Je serre les dents. Ce mot — maman — résonne en moi avec une force étrange, mais je refuse de me laisser convaincre.
— On t'a forcé la main, gamin ? Tu es menacé ? Dis-le moi, je peux t'aider. Tu n'as pas besoin de jouer ce rôle.
Il secoue doucement la tête, toujours accroché à ma main.
— Non, maman… personne ne m'a menacé.
Son calme me déstabilise davantage. Je respire lentement, essayant de garder mon sang-froid.
— Où sont tes parents, alors ?
Il relève les yeux vers moi, et avec une assurance déconcertante, il dit :
— Elle est juste là.
Je cligne des yeux, surprise. Mon estomac se noue.
— Elle ? Qui ça, elle ? Je t'ai demandé où sont tes parents !
Il semble sincèrement ne pas comprendre ma réaction.
— Je n'ai pas de père, répond-il doucement. J'ai juste ma mère et ma grand-mère. Elles m'ont élevé toutes les deux.
Mon souffle se bloque.
Une seconde.
Deux.
Trois.
Je sens quelque chose glisser dans ma poitrine, comme une fissure qui s'ouvre. Ce garçon se tient devant moi, persuadé que je suis sa mère. Pas une hésitation dans sa voix. Pas une once de mensonge dans ses yeux.
Et pourtant… je ne le connais pas. Je suis certaine de ne jamais l'avoir vu. Mais alors pourquoi ai-je ce sentiment étrange, ce frisson le long de l'échine, comme si une partie de moi reconnaissait quelque chose ?
À ces mots, je le fixe longuement avant de lui demander, légèrement hésitante :
— Où… où sont-elles ?
Il n'hésite pas, répond avec un naturel déconcertant :
— Ma grand-mère achète quelques accessoires pas loin. Et moi, je me suis faufilé pour acheter un cadeau pour ma mère… parce qu'elle est sortie depuis quelques jours et elle n'est pas encore rentrée. Ma grand-mère m'a dit qu'elle est à l'hôpital, qu'elle a eu un accident. Mais elle ne veut pas que je la voie. La dernière fois qu'elle est allée la voir, elle m'a dit que ma mère ne s'était pas encore réveillée. Et là… maintenant… je te vois. Tu es réveillée. Et tu fais juste semblant de ne pas me reconnaître.

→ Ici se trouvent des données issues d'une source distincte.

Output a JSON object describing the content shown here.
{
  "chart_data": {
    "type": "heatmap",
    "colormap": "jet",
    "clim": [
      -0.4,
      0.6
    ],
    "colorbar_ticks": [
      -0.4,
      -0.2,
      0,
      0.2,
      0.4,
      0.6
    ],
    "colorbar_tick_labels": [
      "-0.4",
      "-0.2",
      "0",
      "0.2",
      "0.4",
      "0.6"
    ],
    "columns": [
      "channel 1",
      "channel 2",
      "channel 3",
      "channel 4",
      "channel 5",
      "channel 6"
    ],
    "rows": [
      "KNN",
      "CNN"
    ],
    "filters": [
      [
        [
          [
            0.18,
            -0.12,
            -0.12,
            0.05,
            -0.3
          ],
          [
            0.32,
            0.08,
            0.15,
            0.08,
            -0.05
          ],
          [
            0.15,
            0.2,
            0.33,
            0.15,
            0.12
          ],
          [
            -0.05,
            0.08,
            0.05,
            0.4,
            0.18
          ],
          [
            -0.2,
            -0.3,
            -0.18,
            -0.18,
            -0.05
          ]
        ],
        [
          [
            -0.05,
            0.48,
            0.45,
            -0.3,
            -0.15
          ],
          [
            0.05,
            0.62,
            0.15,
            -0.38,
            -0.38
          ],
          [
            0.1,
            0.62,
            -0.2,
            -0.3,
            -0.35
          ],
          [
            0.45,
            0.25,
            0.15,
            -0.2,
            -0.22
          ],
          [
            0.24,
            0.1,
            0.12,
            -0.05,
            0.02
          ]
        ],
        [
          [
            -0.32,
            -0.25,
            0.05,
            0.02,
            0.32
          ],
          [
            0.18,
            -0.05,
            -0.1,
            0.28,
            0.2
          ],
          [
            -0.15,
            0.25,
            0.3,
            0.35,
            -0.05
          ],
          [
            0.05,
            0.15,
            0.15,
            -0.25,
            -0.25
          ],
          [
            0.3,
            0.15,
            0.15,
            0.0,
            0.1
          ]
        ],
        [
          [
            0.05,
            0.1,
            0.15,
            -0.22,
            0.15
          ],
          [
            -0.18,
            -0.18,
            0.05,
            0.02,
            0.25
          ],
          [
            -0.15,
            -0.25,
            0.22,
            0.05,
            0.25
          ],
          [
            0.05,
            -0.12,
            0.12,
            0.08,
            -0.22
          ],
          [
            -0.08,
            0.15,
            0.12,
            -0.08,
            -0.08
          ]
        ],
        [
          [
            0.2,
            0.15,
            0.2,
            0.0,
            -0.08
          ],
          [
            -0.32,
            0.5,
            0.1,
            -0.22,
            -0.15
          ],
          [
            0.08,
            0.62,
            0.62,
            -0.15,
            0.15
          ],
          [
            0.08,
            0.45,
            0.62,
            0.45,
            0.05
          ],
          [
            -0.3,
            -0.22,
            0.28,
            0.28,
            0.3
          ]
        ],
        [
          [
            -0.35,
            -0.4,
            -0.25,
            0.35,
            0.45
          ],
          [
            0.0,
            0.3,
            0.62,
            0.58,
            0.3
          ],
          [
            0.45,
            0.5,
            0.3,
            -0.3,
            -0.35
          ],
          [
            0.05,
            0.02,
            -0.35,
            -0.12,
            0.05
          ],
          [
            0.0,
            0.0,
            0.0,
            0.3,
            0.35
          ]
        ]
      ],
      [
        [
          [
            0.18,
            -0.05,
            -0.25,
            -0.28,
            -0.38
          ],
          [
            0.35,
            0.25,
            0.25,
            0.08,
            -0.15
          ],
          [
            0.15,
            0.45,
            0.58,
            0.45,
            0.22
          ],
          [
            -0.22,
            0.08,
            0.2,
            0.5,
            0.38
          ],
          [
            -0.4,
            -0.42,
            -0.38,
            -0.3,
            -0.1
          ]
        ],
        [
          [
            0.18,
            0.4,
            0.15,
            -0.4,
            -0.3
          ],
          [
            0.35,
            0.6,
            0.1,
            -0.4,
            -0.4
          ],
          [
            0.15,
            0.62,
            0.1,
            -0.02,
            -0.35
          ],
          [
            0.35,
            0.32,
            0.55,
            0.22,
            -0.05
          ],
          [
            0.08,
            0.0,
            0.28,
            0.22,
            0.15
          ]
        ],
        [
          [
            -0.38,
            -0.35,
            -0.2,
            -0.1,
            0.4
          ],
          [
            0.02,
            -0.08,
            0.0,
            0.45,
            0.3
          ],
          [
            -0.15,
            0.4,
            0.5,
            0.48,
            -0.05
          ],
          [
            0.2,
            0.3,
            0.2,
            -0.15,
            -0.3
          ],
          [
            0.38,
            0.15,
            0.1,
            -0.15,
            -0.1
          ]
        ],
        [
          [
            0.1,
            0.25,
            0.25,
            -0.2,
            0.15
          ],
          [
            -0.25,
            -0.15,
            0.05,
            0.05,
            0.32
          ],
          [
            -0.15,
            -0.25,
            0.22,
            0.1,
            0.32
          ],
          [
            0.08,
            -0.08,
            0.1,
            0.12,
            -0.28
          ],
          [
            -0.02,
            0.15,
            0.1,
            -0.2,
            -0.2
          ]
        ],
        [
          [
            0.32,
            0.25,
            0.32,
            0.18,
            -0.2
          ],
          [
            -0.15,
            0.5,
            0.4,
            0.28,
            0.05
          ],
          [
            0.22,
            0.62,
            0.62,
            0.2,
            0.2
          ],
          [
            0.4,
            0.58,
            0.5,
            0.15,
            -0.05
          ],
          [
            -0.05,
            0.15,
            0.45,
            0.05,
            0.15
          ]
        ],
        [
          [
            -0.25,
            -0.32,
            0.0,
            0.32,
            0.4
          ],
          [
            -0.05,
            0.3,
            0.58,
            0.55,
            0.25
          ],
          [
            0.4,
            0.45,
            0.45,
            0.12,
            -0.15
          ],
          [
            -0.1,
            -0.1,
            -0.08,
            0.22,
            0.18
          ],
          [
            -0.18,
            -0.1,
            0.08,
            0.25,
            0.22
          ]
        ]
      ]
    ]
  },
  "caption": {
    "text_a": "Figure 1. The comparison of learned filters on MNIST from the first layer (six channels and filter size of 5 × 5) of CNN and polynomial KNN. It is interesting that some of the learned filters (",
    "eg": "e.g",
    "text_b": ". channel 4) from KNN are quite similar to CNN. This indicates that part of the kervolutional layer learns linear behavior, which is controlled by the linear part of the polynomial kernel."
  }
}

Ses mots me frappent comme une vague glaciale. Je déglutis difficilement.
Un accident ? Une mère dans le coma ? Un enfant livré à lui-même ?
Et au milieu de tout ça… moi ?
Je respire profondément et lui demande, presque à voix basse, comme si j'avais peur de sa réponse :
— Où est-elle, ta maman ?
Son regard s'ancre dans le mien. Son visage se ferme, déterminé. Sa voix devient ferme, presque accusatrice.
— La voici ! Elle est juste là, devant moi ! Et cette personne… c'est toi.
Il marque une pause.
— Toi, Maylidjy Bijoux.
C'est comme un claquement.
Mon nom complet, sorti de la bouche d'un enfant que je ne connais pas.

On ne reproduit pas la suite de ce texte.